Simon Majumdar takes us to Luang Prabang for a memorable fine dining experience.
Luang Prabang provided the most enjoyable few days of our monthlong travels around Southeast Asia. This part of the world leaves a lasting impact, even on the most experienced of travelers. The region offers a bewildering variety of eating opportunities, ranging from the most humble of street stalls to fine-dining experiences on par with anywhere on the planet.

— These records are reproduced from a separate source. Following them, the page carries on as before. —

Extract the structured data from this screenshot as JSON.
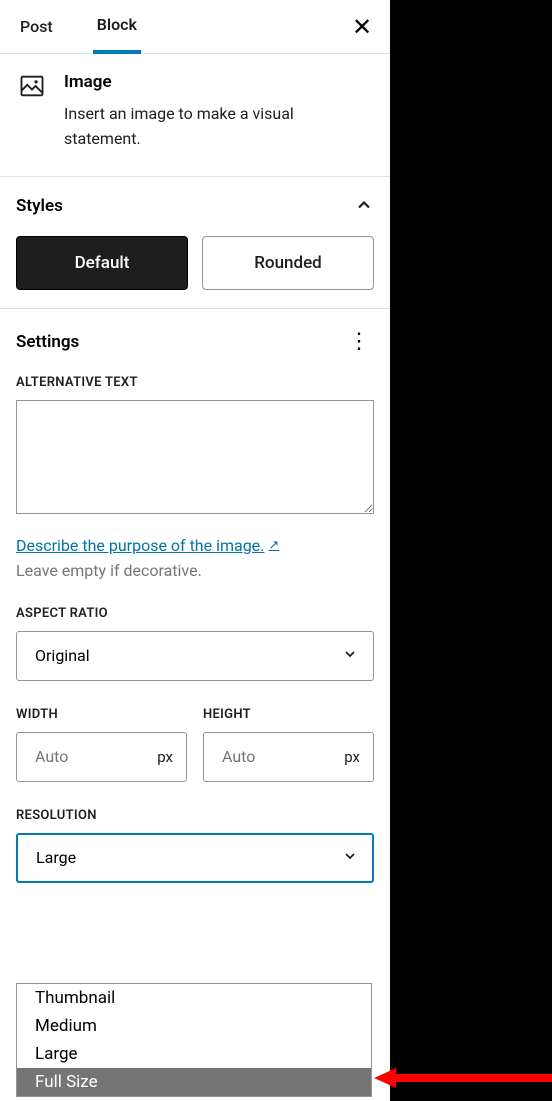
{
  "tabs": {
    "post": "Post",
    "block": "Block"
  },
  "block": {
    "name": "Image",
    "description": "Insert an image to make a visual statement."
  },
  "styles": {
    "title": "Styles",
    "default": "Default",
    "rounded": "Rounded"
  },
  "settings": {
    "title": "Settings",
    "alt_label": "Alternative Text",
    "alt_value": "",
    "describe_link": "Describe the purpose of the image.",
    "decorative_help": "Leave empty if decorative.",
    "aspect_label": "Aspect Ratio",
    "aspect_value": "Original",
    "width_label": "Width",
    "height_label": "Height",
    "auto_placeholder": "Auto",
    "unit": "px",
    "resolution_label": "Resolution",
    "resolution_value": "Large",
    "resolution_options": {
      "thumbnail": "Thumbnail",
      "medium": "Medium",
      "large": "Large",
      "full": "Full Size"
    }
  }
}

A small town of about 60,000 people sits at the intersection of the Mekong River and the smaller Nam Kahn River. It offers a gentle pace, and a rich religious and royal history that shows itself in a variety of well-maintained temples and palaces, as well as remnants of French-inspired architecture from its colonial background. It also offers a wide-ranging cuisine that was once so revered its cooks were summoned to prepare meals in the royal kitchens. The food in Luang Prabang provides enough options to cover every budget and craving, whether you’re in the mood for street food, cocktails or a gourmet dinner.
On the last night of our travels we treated ourselves to a meal that proved to be not only one of the best from our whole trip, but also one of the best for the year.
Chef Bongkoch “Bee” Satongun already has a hugely successful Michelin-starred restaurant, Paste, located in Bangkok. However, hailing originally from Laos, she wanted to expand to her homeland and has now opened a second location at the Apsara Hotel in Luang Prabang. Satongun has been named the “Best Female Chef in Asia 2018” by Asia’s Top 50 Restaurants, and from what we tasted during our meal, this new restaurant is only going to further bolster that reputation.
The meal was filled at every turn with the sort of hot, sweet, sour and salty flavors that make Southeast Asian cuisines so adored. Dishes included aromatic sticky rice, salads of cured eggplant with local herbs, and pork belly cooked in fermented fish broth and then cooked in coconut cream, sour plums and banana chili. Best of all, Paste offered my top bite of the year: a small rice cracker topped with roasted quail, a salty and sour dressing, and crisp fried shallots.
Paste was the sort of fine-dining experience that would impress anywhere in the world, let alone a country. Like Paste, I predict Luang Prabang will soon become a fine-dining destination in its own right.